Bad enough it was that Hezbollah had been launching Katyushas into Israel for several years at the rate of a dozen or so per week. Evidently, Israel even under Ariel Sharon had decided it could endure that. (But, as Peres pointed out in his interview, the concessions it made under Sharon under the “road map for peace” plan were supposed to bring such attacks to and end. They did not.)
When Hezbollah turned up the violence by a ground-action raid into Israel, Israel’s political and military commanders and general population knew that Hezbollah had started to break windows.
Hence, Israel struck. There was neither time nor reason to delay. Prime Minister Ehud Olmert addressed the Knesset on July 17, explaining that the actions against both Hezbollah and Hamas was intended to “terminate their activity,” “remove this threat of the Middle East” and “conduct a tireless battle until terror ceases.” There are four national obvjectives, Olmert said:
* The return of the hostages, Ehud (Udi) Goldwasser and Eldad Regev;
* A complete cease fire;
* Deployment of the Lebanese army in all of southern Lebanon;
* Expulsion of Hizbullah from the area, and fulfillment of United Nations Resolution 1559.
Hezbollah’s raid was a moment of near-blinding clarity for Israel’s leaders: if Hezbollah is not reduced now, its violence would only intensify and its attacks become ever-more bolder and deadier.
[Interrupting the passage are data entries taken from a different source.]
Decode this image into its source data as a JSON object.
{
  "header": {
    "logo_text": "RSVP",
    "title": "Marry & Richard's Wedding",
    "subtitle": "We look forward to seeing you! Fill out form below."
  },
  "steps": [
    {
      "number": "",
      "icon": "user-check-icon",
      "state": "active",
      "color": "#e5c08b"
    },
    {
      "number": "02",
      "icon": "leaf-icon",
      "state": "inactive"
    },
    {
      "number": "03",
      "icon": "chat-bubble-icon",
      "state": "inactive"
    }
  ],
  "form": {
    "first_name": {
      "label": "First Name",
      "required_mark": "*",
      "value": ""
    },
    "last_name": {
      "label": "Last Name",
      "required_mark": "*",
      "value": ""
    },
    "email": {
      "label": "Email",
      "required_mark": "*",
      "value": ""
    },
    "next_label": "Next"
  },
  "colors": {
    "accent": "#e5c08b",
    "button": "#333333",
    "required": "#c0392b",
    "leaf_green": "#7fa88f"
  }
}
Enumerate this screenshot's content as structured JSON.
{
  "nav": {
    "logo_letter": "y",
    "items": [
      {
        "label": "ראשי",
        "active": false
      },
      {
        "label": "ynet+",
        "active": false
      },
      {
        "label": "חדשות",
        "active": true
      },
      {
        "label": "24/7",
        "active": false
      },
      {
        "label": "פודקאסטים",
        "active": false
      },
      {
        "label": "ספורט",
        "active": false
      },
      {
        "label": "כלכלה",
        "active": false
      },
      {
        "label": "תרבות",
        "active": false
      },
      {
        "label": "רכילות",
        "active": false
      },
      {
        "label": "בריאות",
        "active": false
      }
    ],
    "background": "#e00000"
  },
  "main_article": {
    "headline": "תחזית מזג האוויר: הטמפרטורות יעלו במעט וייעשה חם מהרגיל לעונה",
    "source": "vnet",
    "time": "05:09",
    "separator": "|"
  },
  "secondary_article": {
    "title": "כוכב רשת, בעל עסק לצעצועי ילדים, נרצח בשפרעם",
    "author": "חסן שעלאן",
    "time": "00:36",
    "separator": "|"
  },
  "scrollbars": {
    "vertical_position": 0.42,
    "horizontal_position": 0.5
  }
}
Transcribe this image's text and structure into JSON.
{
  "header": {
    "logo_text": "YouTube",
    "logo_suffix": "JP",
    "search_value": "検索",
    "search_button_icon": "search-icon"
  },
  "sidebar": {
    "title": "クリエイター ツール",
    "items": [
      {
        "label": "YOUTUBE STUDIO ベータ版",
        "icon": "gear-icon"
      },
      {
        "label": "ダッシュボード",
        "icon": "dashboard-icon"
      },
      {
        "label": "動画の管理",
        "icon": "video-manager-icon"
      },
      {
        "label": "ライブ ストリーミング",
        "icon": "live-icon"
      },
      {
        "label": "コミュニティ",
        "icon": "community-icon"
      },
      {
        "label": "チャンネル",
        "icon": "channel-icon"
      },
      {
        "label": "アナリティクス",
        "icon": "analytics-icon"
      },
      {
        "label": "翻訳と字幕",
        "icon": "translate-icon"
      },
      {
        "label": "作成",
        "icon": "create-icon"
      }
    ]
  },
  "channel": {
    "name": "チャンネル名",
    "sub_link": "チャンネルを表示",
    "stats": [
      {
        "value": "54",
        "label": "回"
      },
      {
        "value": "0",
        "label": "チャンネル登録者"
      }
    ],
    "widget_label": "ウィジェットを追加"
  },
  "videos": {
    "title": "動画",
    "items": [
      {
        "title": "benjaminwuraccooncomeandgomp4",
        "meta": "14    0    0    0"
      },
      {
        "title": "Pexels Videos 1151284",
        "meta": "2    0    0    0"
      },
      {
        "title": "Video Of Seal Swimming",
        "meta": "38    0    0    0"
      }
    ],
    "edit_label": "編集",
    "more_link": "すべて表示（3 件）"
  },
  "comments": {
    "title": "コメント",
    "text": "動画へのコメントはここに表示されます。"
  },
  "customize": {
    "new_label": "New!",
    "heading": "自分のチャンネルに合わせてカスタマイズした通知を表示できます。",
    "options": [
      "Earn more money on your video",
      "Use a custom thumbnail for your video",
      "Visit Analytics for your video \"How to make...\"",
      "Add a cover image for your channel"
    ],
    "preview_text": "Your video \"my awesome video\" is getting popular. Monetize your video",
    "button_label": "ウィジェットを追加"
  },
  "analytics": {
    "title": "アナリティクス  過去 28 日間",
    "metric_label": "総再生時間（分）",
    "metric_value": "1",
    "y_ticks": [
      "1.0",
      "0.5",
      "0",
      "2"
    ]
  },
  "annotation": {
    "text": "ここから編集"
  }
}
Olmert said as much:
We are at a national moment of truth. Will we consent to living under the threat of this Axis of Evil or will we mobilize our inner strength and show determination and equanimity?
Our answer is clear to every Israeli, and it echoes today throughout the entire region.
We will search every compound, target every terrorist who assists in attacking the citizens of Israel, and destroy every terrorist infrastructure, everywhere. We will persist until Hizbullah and Hamas comply with those basic and decent things required of them by every civilized person. Israel will not agree to live in the shadow of missiles or rockets against its residents.
Whether Israel will succeed we cannot yet say. But if they fail it will not be their fault. Failure will spring from the lack of nerve and moral sense of the European and American governments. In no way is freedom’s cause served by allowing Hezbollah or Hamas to remain armed and capable of striking Israel.